Drugmakers are only partially complying with a new California law that requires they disclose price increases; most ignored the requirement that they cite reasons for those increases.
Among the 1,020 drug price increase reports submitted to the Office of Statewide Health Planning and Development, or OSHPD, 68% did not give any explanations, despite the law's requirement that they show how expenses and drug improvements necessitated the price increases.
The industry has not had to justify price increases before, said Anna Kaltenboeck, program director and senior health economist in Memorial Sloan Kettering Cancer Center's Center for Health Policy and Outcomes. The questions companies left unanswered invite further inspection, she said.
"Those questions don't just go away," Kaltenboeck said. "They kind of stick around and continue to raise other questions. In that sense, transparency is doing what it's supposed to."
Nonetheless, OSHPD's first data release triggered by the 2017 drug price transparency law was eye opening. Drugmakers, whose trade group is currently suing OSHPD to stop the data releases, reported a 25.8% median increase in the wholesale acquisition cost, or list price, of prescription drugs in the first quarter of 2019 over the previous two calendar years, or roughly 8% per year. The inflation rate was 2% over the same period, OSHPD noted.
Some price hikes were far greater. The anti-anxiety, anti-seizure medication Ativan is the most expensive drug in OSHPD's data, with a list price of $32,336 as of January, a 370% increase from before Jan. 31, 2014. The drug, priced for a 1,000-pill package that pharmacies use to fill multiple prescriptions, jumped 134% in price in 2014 alone.

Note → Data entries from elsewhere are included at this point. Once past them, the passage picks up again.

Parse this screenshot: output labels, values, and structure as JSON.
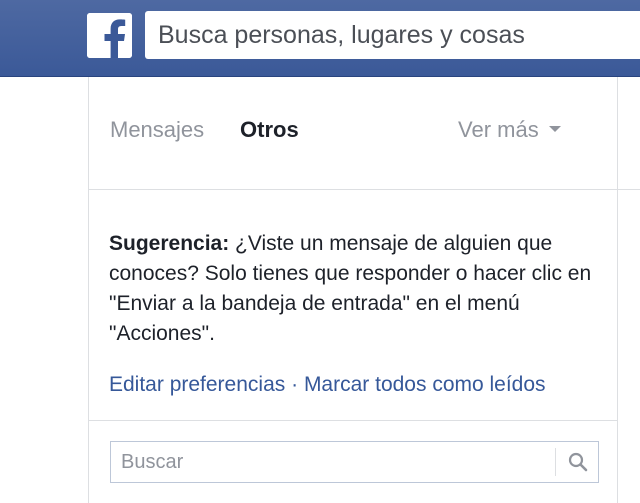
{
  "topbar": {
    "logo_icon": "facebook-f-icon",
    "search_placeholder": "Busca personas, lugares y cosas",
    "brand_color": "#3b5998"
  },
  "tabs": {
    "mensajes": "Mensajes",
    "otros": "Otros",
    "ver_mas": "Ver más"
  },
  "tip": {
    "label": "Sugerencia:",
    "text": " ¿Viste un mensaje de alguien que conoces? Solo tienes que responder o hacer clic en \"Enviar a la bandeja de entrada\" en el menú \"Acciones\"."
  },
  "links": {
    "edit_prefs": "Editar preferencias",
    "separator": " · ",
    "mark_all_read": "Marcar todos como leídos"
  },
  "search": {
    "placeholder": "Buscar",
    "icon": "search-icon"
  },
  "colors": {
    "link": "#365899",
    "muted": "#90949c",
    "text": "#1d2129"
  }
}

Lainie Keller, a spokeswoman for Bausch Health, the company that makes Ativan, wrote in an email that new leadership in May 2016 established its current pricing approach, which limits annual increases on branded prescription medications to single digits.
The drug Xenazine, used to treat a movement disorder caused by Huntington's disease, cost $28,200 as of January 2019 for 112, 25-milligram tablets, a 156% increase since before January 2014. The manufacturer, Lundbeck, said in a statement that the price adjustment reflects the cost of research and development, the small patient population that takes the medication, market conditions and patient assistance programs.
“The biological processes involved in brain diseases are very complicated,” Lundbeck spokeswoman Ashleigh Duchene wrote in an email. “This creates significant hurdles in R&D for diseases where there remains high unmet need for additional therapies.”
A course of the chemotherapy drug Afinitor costs $15,707 for a 5-milligram dose, a 94% increase from before January 2014. Novartis, the company that makes Afinitor, did not return a request for comment.